When you factor as the difference of cubes, what do you find?

 

[HallsofIvy]

"Newton's method" is a numerical method for solving an equation that basically replaces the function at a given value of x by the tangent function at that point.
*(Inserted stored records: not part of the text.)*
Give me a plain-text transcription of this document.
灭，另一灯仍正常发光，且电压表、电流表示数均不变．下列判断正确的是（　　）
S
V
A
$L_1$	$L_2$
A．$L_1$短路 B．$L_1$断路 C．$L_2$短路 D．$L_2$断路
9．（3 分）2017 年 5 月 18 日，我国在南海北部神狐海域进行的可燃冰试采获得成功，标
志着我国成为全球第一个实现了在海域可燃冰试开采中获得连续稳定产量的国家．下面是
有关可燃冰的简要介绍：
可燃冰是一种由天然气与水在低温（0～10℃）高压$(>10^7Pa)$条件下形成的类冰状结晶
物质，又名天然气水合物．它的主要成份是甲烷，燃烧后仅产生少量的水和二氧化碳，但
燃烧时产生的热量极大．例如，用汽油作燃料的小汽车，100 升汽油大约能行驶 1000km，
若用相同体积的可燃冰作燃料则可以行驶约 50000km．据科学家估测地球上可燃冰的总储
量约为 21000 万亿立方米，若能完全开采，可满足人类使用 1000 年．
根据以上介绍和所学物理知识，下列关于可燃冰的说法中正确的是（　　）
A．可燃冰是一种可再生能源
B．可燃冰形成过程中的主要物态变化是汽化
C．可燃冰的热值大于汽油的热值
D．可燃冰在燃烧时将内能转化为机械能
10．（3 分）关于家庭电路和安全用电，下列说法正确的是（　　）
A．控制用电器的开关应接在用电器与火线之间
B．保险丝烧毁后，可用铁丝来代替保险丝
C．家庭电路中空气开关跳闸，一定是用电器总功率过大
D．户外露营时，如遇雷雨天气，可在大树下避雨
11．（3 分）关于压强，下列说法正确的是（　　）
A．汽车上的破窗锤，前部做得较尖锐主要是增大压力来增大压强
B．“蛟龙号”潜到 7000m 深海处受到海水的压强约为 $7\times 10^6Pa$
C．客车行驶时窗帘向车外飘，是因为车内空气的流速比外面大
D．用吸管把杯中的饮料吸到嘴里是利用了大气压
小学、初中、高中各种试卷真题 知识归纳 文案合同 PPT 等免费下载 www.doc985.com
Here the function is $$f(x)= x^3- 8$$ which has derivative $$f'(x)= 3x^2$$, the derivative at $$x_0$$ $$f(x_0)= 3x_0^2$$ while the value of the function is $$x_0^3- 8$$. So the tangent function at $$x= x_0$$ is $$y= 3x_0^2(x- x_0)+ x_0^3- 8$$. Setting that equal to 0, $$3x_0^2(x- x_0)+ x_0^3- 8= 0$$, $$3x_0^2(x- x_0)= 8- x_0^3$$, $$x- x_0= \frac{8- x_0^3}{3x_0^2}$$, and $$x= x_0+ \frac{8- x_0^3}{3x_0^2}$$.

Start with some reasonable value for $$x_0$$ and calculate the next value for x: with, say, $$x_0= 1$$, $$x= 1+ \frac{8- 1}{3}= 1+ \frac{7}{3}= \frac{10}{3}$$. Now take $$x_0= \frac{10}{3}$$ and calculate the next value for x. Repeat until you get two consecutive values for x that are closer together than your allowable error.

$$x_0= 0$$ is not a "good" starting value (in fact, it is impossible) because the denominator, $$3x_0^2$$, would be 0.